Мы видим, что искусство импрессионистов, и в первую очередь их «вождей», вовсе не являлось сугубо замкнутым, так сказать чисто французским. Критики резонно отмечают: «Если свести воедино всех тех, у кого учился Писсарро – это немецкие пейзажисты дюссельдорфской школы, фрацузские барбизонцы, Коро и Курбе, английские пейзажисты, – и прибавить сюда те черты голландского влияния, которые Клод Моне наследовал от Йонкинда, то придется признать, что двое главных зачинателей импрессионизма опирались на достижения всех ветвей европейской пейзажной живописи XIX века».

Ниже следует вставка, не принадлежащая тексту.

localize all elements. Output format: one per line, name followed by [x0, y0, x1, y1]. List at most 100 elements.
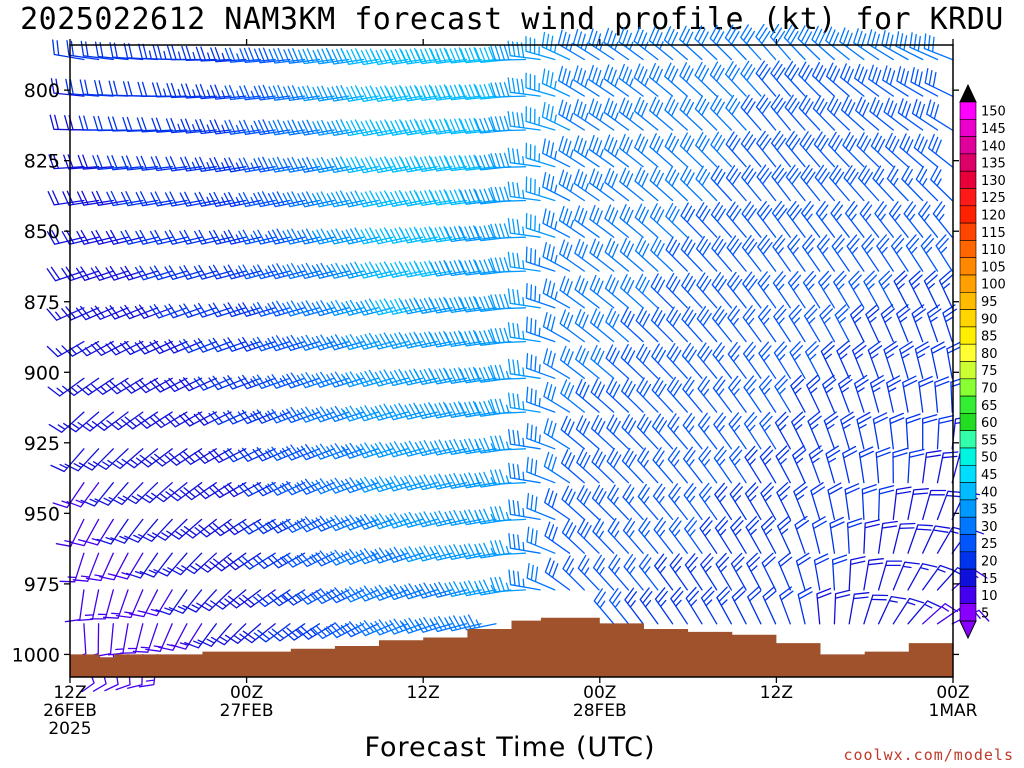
wind-barb	[649, 203, 674, 238]
wind-barb	[115, 589, 144, 619]
wind-barb	[267, 335, 306, 352]
wind-barb	[296, 552, 335, 568]
wind-barb	[651, 343, 674, 379]
wind-barb	[430, 47, 468, 64]
wind-barb	[459, 614, 497, 631]
wind-barb	[577, 518, 600, 554]
y-tick-label: 800	[24, 80, 60, 102]
wind-barb	[281, 406, 321, 424]
wind-barb	[384, 618, 424, 635]
wind-barb	[825, 26, 850, 61]
wind-barb	[846, 234, 865, 272]
wind-barb	[715, 552, 733, 591]
wind-barb	[619, 204, 644, 238]
wind-barb	[759, 411, 777, 450]
wind-barb	[415, 155, 453, 173]
wind-barb	[490, 223, 527, 239]
wind-barb	[341, 261, 379, 279]
wind-barb	[414, 616, 453, 633]
wind-barb	[831, 554, 848, 591]
wind-barb	[507, 392, 541, 413]
wind-barb	[224, 589, 262, 609]
wind-barb	[196, 589, 232, 612]
wind-barb	[922, 603, 959, 625]
wind-barb	[874, 201, 894, 238]
wind-barb	[429, 367, 468, 385]
wind-barb	[459, 330, 497, 347]
wind-barb	[385, 297, 424, 315]
wind-barb	[399, 546, 438, 563]
wind-barb	[773, 304, 791, 343]
wind-barb	[370, 403, 409, 421]
wind-barb	[326, 119, 365, 136]
wind-barb	[385, 475, 424, 492]
wind-barb	[797, 25, 821, 61]
wind-barb	[680, 202, 703, 238]
wind-barb	[400, 331, 438, 349]
wind-barb	[668, 483, 688, 521]
colorbar-swatch	[959, 188, 977, 207]
wind-barb	[170, 623, 203, 650]
wind-barb	[591, 448, 615, 484]
colorbar: 1501451401351301251201151101051009590858…	[959, 83, 1006, 640]
colorbar-swatch	[959, 568, 977, 587]
wind-barb	[326, 228, 365, 245]
wind-barb	[652, 447, 674, 484]
wind-barb	[808, 445, 824, 484]
wind-barb	[836, 340, 851, 379]
wind-barb	[507, 111, 541, 131]
wind-barb	[385, 441, 424, 458]
wind-barb	[508, 569, 541, 591]
wind-barb	[311, 550, 350, 567]
wind-barb	[340, 477, 379, 494]
wind-barb	[542, 138, 571, 168]
colorbar-label: 120	[981, 208, 1006, 223]
wind-barb	[312, 119, 350, 136]
wind-barb	[385, 512, 424, 529]
wind-barb	[400, 47, 438, 65]
wind-barb	[844, 483, 860, 521]
colorbar-label: 110	[981, 243, 1006, 258]
wind-barb	[341, 227, 379, 245]
credit-link[interactable]: coolwx.com/models	[843, 746, 1014, 764]
wind-barb	[356, 85, 394, 103]
wind-barb	[712, 342, 733, 379]
wind-barb	[544, 488, 571, 521]
wind-barb	[400, 118, 438, 136]
wind-barb	[679, 62, 703, 97]
wind-barb	[209, 157, 247, 173]
wind-barb	[385, 155, 424, 173]
wind-barb	[833, 589, 851, 625]
wind-barb	[252, 336, 291, 352]
wind-barb	[474, 437, 512, 454]
wind-barb	[526, 423, 556, 450]
y-tick-label: 825	[24, 151, 60, 173]
wind-barb	[756, 164, 777, 202]
wind-barb	[311, 478, 350, 495]
wind-barb	[682, 376, 703, 413]
wind-barb	[883, 97, 909, 131]
wind-barb	[444, 330, 482, 348]
wind-barb	[829, 516, 845, 554]
wind-barb	[415, 226, 453, 243]
colorbar-swatch	[959, 534, 977, 553]
wind-barb	[340, 621, 379, 638]
wind-barb	[59, 552, 85, 583]
wind-barb	[868, 64, 894, 97]
wind-barb	[542, 171, 571, 202]
wind-barb	[268, 47, 306, 64]
wind-barb	[700, 586, 718, 625]
wind-barb	[444, 296, 482, 314]
wind-barb	[268, 156, 306, 173]
wind-barb	[889, 412, 905, 450]
wind-barb	[327, 85, 365, 102]
wind-barb	[842, 131, 865, 168]
wind-barb	[905, 234, 924, 272]
wind-barb	[856, 132, 880, 168]
colorbar-label: 25	[981, 537, 998, 552]
wind-barb	[711, 235, 733, 272]
wind-barb	[341, 299, 379, 316]
wind-barb	[911, 304, 926, 343]
colorbar-label: 130	[981, 174, 1006, 189]
wind-barb	[741, 164, 762, 202]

Писсарро можно назвать «певцом Парижа», как и Моне с Ренуаром. Их всех влечет не только пейзаж, но и рукотворная природа больших городов. Клод Моне пишет серию «Руанских соборов». Если для Моне пленэр был все же главным источником вдохновения, то Писсарро (особенно поздний) скорее был увлечен жизнью города, изображая уголки старого Руана («Руан. Мост Боэльдье»). Затем он пишет картины рынков, парков, садов, бульваров, площадей («Оперный проезд», «Сад Тюильри», «Вид Сены»). Постепенно Писсарро стал зарабатывать «немного больше, чем только на жизнь», но гораздо позже Дега, Моне и Ренуара (все эти трое станут богатыми и вполне обеспеченными).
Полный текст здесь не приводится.